Komitmen tersebut mengemuka dalam forum Sekolah Kader KOPRI (SKK) yang diselenggarakan oleh pengurus cabang di Kota Makassar, Sulawesi Selatan, pada Senin (15/6/2026) di Balai Diklat Kota Makassar. Kegiatan kaderisasi tingkat lanjut ini menghadirkan narasumber nasional, Farid Saenong, yang mengupas materi tentang posisi tawar organisasi perempuan dalam jejaring gerakan multisektoral.

Dalam pemaparannya, Farid Saenong menjelaskan bahwa gerakan sosiologis perempuan saat ini sangat dipengaruhi oleh dinamika isu global terkait kesetaraan, keadilan, dan pembangunan berkelanjutan.
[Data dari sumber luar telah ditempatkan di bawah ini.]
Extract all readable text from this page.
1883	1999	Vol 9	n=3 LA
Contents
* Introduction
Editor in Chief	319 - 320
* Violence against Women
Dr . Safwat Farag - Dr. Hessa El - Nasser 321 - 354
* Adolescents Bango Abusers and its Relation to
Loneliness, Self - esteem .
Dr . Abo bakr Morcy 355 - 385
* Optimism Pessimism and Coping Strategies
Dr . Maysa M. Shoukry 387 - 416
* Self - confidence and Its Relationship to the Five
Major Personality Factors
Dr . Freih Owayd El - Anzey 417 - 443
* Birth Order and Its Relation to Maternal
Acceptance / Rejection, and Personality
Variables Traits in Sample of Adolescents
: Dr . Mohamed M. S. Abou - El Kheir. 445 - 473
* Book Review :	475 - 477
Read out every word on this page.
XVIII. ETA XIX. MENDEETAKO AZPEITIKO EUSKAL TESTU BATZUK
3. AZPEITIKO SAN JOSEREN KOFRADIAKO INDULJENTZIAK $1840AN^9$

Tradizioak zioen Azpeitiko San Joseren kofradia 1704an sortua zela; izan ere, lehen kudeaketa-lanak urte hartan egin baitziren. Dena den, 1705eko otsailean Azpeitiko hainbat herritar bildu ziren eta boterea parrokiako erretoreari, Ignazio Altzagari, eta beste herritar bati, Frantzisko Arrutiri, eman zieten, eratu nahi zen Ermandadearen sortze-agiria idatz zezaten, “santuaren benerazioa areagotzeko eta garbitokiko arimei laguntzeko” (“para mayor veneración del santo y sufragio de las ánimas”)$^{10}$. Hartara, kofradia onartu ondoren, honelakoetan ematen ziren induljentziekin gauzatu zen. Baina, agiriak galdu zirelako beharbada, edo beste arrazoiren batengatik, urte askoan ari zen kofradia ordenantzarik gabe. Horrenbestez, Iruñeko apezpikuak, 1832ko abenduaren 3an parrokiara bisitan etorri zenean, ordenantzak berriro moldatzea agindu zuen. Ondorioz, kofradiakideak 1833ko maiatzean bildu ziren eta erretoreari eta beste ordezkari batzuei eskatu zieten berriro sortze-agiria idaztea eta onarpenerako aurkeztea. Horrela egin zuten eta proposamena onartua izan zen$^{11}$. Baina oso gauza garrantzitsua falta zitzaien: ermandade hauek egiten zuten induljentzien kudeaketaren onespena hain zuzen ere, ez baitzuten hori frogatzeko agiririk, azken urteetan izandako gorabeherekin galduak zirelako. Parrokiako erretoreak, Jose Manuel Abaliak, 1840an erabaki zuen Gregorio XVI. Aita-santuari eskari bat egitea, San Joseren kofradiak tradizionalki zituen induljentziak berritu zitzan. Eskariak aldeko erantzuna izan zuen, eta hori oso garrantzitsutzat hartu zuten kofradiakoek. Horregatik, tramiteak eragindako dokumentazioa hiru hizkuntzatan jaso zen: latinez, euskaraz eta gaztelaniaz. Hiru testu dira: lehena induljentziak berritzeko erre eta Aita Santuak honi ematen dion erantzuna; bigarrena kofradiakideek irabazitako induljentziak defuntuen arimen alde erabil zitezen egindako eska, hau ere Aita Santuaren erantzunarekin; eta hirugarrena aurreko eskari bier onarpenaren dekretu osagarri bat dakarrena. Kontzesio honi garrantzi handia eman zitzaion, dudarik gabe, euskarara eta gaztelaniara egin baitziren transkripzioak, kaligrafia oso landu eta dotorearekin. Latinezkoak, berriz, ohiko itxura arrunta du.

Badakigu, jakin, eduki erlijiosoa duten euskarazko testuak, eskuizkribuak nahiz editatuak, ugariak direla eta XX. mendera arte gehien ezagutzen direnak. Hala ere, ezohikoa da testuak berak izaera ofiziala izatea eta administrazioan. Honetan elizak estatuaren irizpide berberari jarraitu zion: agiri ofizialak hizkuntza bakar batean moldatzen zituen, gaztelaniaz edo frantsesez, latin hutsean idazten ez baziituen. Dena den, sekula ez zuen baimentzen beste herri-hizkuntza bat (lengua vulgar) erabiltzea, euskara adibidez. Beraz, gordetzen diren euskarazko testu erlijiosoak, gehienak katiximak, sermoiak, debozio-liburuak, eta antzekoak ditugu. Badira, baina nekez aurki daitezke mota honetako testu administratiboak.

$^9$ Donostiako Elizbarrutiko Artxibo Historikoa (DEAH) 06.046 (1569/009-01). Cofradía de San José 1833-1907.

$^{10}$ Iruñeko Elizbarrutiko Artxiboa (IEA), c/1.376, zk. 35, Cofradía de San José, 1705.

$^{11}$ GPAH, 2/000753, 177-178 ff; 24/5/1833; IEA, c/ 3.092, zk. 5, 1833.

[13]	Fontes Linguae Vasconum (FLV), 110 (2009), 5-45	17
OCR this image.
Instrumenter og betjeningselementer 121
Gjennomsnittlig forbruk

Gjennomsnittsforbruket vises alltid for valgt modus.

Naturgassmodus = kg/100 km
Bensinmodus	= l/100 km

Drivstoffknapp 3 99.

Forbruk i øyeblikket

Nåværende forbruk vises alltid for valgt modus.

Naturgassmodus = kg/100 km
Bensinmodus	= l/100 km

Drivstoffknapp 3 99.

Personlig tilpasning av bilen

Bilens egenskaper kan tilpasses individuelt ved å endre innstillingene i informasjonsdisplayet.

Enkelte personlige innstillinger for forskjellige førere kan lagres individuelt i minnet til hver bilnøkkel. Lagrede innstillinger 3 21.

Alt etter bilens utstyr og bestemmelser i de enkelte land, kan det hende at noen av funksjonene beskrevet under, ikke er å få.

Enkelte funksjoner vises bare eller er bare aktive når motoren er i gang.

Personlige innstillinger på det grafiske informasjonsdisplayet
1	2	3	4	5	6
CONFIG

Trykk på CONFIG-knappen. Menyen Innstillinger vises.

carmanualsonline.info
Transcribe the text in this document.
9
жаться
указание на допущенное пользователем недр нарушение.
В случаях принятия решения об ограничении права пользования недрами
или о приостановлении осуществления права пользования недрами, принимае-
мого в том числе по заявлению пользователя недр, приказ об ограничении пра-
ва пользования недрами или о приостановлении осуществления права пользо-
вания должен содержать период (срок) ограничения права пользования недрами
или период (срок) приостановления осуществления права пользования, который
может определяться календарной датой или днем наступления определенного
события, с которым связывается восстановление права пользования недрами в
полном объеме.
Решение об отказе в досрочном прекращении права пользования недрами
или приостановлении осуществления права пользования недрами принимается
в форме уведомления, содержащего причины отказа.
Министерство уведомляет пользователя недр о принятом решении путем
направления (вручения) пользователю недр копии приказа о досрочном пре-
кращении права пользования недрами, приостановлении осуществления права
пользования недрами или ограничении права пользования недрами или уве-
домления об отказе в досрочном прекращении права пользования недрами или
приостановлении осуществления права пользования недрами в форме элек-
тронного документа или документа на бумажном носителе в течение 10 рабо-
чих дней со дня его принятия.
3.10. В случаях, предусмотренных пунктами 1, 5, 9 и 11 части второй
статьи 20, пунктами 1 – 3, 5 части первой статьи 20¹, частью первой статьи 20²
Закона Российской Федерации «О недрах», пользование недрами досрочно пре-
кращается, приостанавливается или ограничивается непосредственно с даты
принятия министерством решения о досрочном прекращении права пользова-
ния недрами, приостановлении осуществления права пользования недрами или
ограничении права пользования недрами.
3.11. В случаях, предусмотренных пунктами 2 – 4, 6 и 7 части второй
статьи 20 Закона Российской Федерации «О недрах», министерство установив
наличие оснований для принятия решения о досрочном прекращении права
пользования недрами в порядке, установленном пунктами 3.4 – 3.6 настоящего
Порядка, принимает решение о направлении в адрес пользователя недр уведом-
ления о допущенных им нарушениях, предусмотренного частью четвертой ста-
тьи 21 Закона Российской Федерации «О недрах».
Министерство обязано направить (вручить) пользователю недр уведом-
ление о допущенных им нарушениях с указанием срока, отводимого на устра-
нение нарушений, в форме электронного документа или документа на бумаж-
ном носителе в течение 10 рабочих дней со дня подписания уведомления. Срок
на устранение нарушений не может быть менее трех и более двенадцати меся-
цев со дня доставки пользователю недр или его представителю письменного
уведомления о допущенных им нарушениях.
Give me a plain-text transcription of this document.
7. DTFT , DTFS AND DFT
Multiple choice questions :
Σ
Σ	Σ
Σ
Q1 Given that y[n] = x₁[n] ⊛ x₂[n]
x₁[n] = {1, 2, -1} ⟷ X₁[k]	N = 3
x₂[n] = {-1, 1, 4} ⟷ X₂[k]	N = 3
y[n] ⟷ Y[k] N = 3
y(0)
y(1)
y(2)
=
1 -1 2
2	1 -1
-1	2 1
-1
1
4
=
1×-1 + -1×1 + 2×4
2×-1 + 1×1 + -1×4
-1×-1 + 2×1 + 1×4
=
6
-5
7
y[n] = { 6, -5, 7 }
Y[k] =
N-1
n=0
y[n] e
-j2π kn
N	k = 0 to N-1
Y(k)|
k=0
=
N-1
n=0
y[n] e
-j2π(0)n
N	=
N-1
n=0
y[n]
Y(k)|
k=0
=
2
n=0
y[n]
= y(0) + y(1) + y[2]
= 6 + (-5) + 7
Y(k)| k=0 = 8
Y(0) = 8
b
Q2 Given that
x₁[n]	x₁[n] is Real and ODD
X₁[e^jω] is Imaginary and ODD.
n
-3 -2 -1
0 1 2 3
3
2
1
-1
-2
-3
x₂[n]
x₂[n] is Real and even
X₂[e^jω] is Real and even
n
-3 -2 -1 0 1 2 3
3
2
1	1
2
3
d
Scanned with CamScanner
KOPRI sebagai organisasi kader dituntut responsif menerjemahkan isu tersebut ke dalam gerakan advokasi kebijakan, pengorganisasian masyarakat, serta program pemberdayaan komunitas lokal.

Mantan komisioner dan akademisi tersebut juga mengaitkan nilai perjuangan organisasi dengan konsep Kurikulum Cinta yang sedang digalakkan oleh Kementerian Agama. Karakteristik pergerakan kader putri dinilai memiliki irisan nilai yang sangat kuat dengan kurikulum tersebut, terutama dalam mengedepankan aspek kemanusiaan, toleransi, kasih sayang, serta semangat merawat keberagaman.

Menanggapi gagasan tersebut, Ketua KOPRI PMII Kota Makassar, Misnawati, menegaskan bahwa kolaborasi lintas sektor kini menjadi instrumen wajib untuk memperluas dampak positif gerakan perempuan di tengah masyarakat. Melalui alumni forum SKK ini, pihaknya berkomitmen mencetak agen perubahan yang mampu meredam konflik sosial lewat pendekatan ruang dialog yang damai dan berkeadaban.